Cheng Hui, Chen Cheng, Wang Siyuan
Division of Nephrology, Wuhan University, Renmin Hospital , Wuhan , People's Republic of China.
Ren Fail. 2014 Sep;36(8):1322-7. doi: 10.3109/0886022X.2014.934694. Epub 2014 Jul 10.
To investigate the effect of urokinase-type plasminogen activator (uPA) on mesangial matrix in the kidney of diabetic rats and its related mechanisms.
Diabetic Sprague-Dawley (SD) rats induced by intraperitoneal injection of streptozotocin (STZ) were randomly and evenly divided into two groups: DM + vehicle, and DM + uPA (2500 U kg(-1) uPA via tail vein once a day for four weeks). The normal SD rats without diabetes were considered as control group. Rats in the three groups were executed and the heart blood was sampled for determination of blood glucose and serum creatinine. Meanwhile, kidney tissues of rats were also harvest for measurement of glomerular area, volume, and mesangial area by periodic acid silver methenamine (PASA) staining. The expression of urokinase-type plasminogen activator receptor (uPAR), plasminogen activator inhibitor-1 (PAI-1), and collagen IV in renal tissues was tested with immunohistochemistry.
Compared with control, the DM rats had obvious albuminuria, significantly (p < 0.01) increased glomerular volume and mesangial matrix area, and significantly (p < 0.05) higher expression of uPAR, PAI-1 and collagen IV in mesangial matrix, significantly up-regulated (p < 0.05) glomerular uPAR, PAI-1, and collagen IV expression. After treated with uPA, the diabetic rats had significantly (p < 0.05) reduced albuminuria, significantly (p < 0.01) improved glomerular volume and mesangial matrix, significantly (p < 0.05) down-regulated PAI-1 and collagen IV expression in mesangial matrix. However, the uPAR expression in renal tissues were unchangeable (p > 0.05) and PAI-1 and collagen IV expression were significantly (p < 0.05) reduced when diabetic rats were treated with uPA.

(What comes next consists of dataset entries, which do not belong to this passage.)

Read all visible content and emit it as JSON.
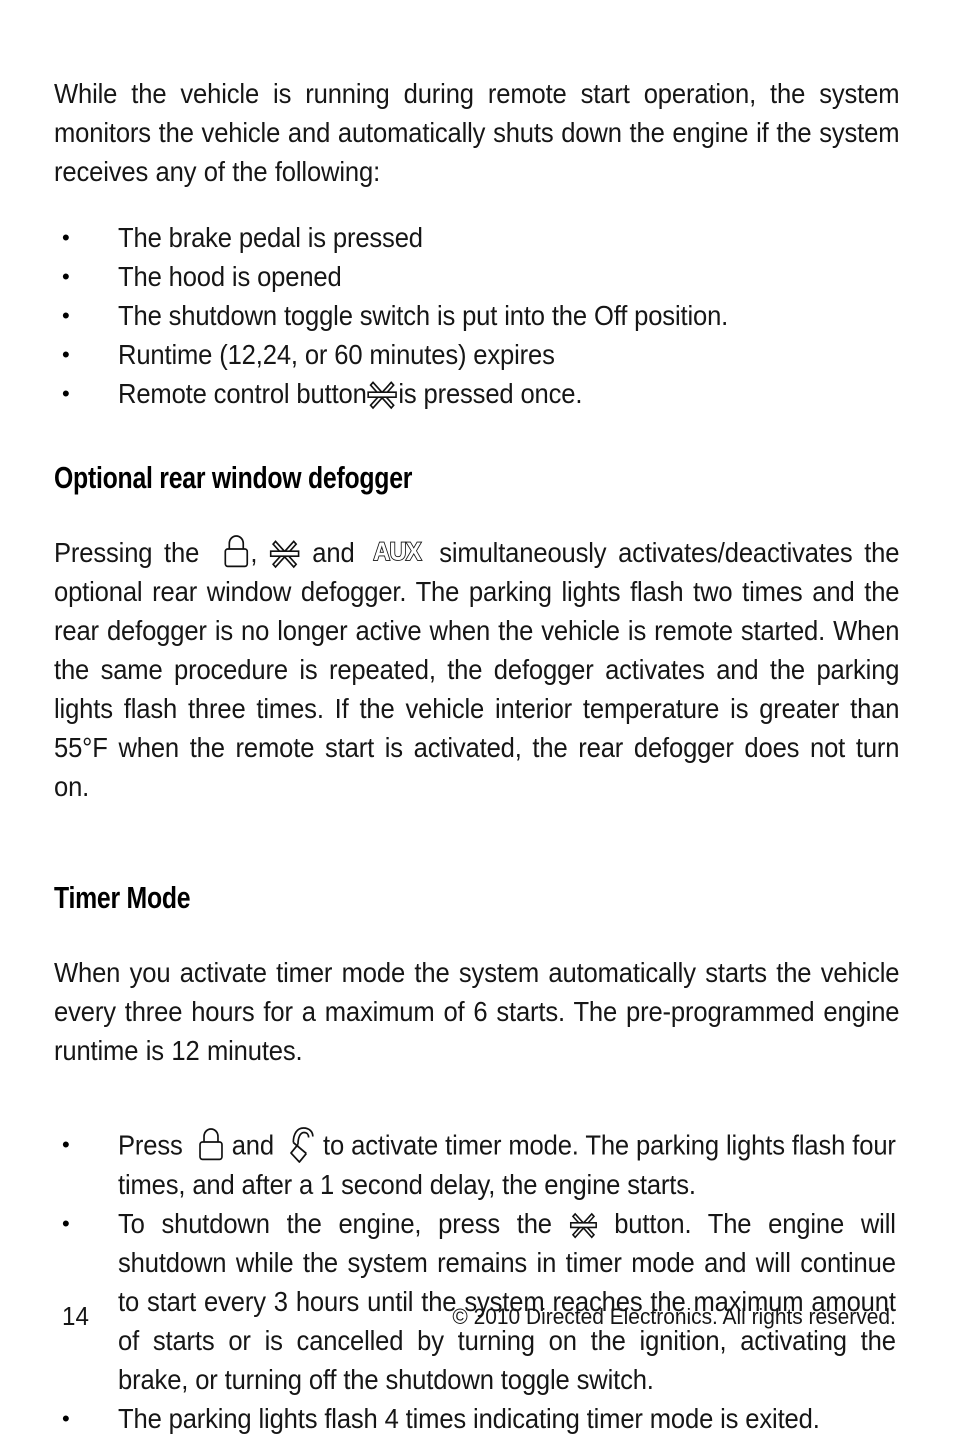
{
  "document": {
    "page_number": "14",
    "copyright": "© 2010 Directed Electronics. All rights reserved."
  },
  "intro": {
    "paragraph": "While the vehicle is running during remote start operation, the system monitors the vehicle and automatically shuts down the engine if the system receives any of the following:",
    "bullet_marker": "•",
    "bullets": [
      {
        "text": "The brake pedal is pressed"
      },
      {
        "text": "The hood is opened"
      },
      {
        "text": "The shutdown toggle switch is put into the Off position."
      },
      {
        "text": "Runtime (12,24, or 60 minutes) expires"
      },
      {
        "text_before": "Remote control button",
        "icon": "star-icon",
        "text_after": "is pressed once."
      }
    ]
  },
  "defogger": {
    "heading": "Optional rear window defogger",
    "text_1": "Pressing the",
    "icon_1": "lock-icon",
    "separator": ",",
    "icon_2": "star-icon",
    "text_2": "and",
    "icon_3": "aux-icon",
    "text_3": "simultaneously activates/deactivates the optional rear window defogger. The parking lights flash two times and the rear defogger is no longer active when the vehicle is remote started. When the same procedure is repeated, the defogger activates and the parking lights flash three times. If the vehicle interior temperature is greater than 55°F when the remote start is activated, the rear defogger does not turn on."
  },
  "timer_mode": {
    "heading": "Timer Mode",
    "paragraph": "When you activate timer mode the system automatically starts the vehicle every three hours for a maximum of 6 starts. The pre-programmed engine runtime is 12 minutes.",
    "bullet_marker": "•",
    "bullets": [
      {
        "text_before": "Press",
        "icon_1": "lock-icon",
        "text_middle": "and",
        "icon_2": "trunk-icon",
        "text_after": "to activate timer mode. The parking lights flash four times, and after a 1 second delay, the engine starts."
      },
      {
        "text_before": "To shutdown the engine, press the",
        "icon_1": "star-icon",
        "text_after": "button. The engine will shutdown while the system remains in timer mode and will continue to start every 3 hours until the system reaches the maximum amount of starts or is cancelled by turning on the ignition, activating the brake, or turning off the shutdown toggle switch."
      },
      {
        "text": "The parking lights flash 4 times indicating timer mode is exited."
      }
    ]
  },
  "colors": {
    "text": "#161616",
    "heading": "#000000",
    "background": "#ffffff"
  }
}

uPA can down-regulate glomerular PAI-1 expression in the DM rats but not significantly influence uPAR expression, suggesting that uPA might regulate the mesangial cell (MC) and its matrix expression and improve diseased diabetic mesangial matrix via its combination with uPAR to uptake PAI-1 and accelerate its degradation.
探讨尿激酶型纤溶酶原激活剂(uPA)对糖尿病大鼠肾脏系膜基质的影响及其相关机制。
将腹腔注射链脲佐菌素(STZ)诱导的糖尿病斯普拉格-道利(SD)大鼠随机均分为两组:糖尿病+溶剂组和糖尿病+uPA组(通过尾静脉每天注射1次2500 U/kg uPA,共4周)。将未患糖尿病的正常SD大鼠作为对照组。处死三组大鼠,采集心脏血液测定血糖和血清肌酐。同时,也采集大鼠肾脏组织,通过高碘酸银甲胺(PASA)染色测量肾小球面积、体积和系膜面积。用免疫组织化学法检测肾组织中尿激酶型纤溶酶原激活剂受体(uPAR)、纤溶酶原激活物抑制剂-1(PAI-1)和IV型胶原的表达。
与对照组相比,糖尿病大鼠有明显蛋白尿,肾小球体积和系膜基质面积显著增加(p<0.01),系膜基质中uPAR、PAI-1和IV型胶原的表达显著升高(p<0.05),肾小球uPAR、PAI-1和IV型胶原表达显著上调(p<0.05)。用uPA治疗后,糖尿病大鼠蛋白尿显著减少(p<0.05),肾小球体积和系膜基质显著改善(p<0.01),系膜基质中PAI-1和IV型胶原表达显著下调(p<0.05)。然而,糖尿病大鼠用uPA治疗后,肾组织中uPAR表达无变化(p>0.05),PAI-1和IV型胶原表达显著降低(p<0.05)。
uPA可下调糖尿病大鼠肾小球PAI-1表达,但对uPAR表达无显著影响,提示uPA可能通过与uPAR结合摄取PAI-1并加速其降解来调节系膜细胞(MC)及其基质表达,改善糖尿病系膜病变基质。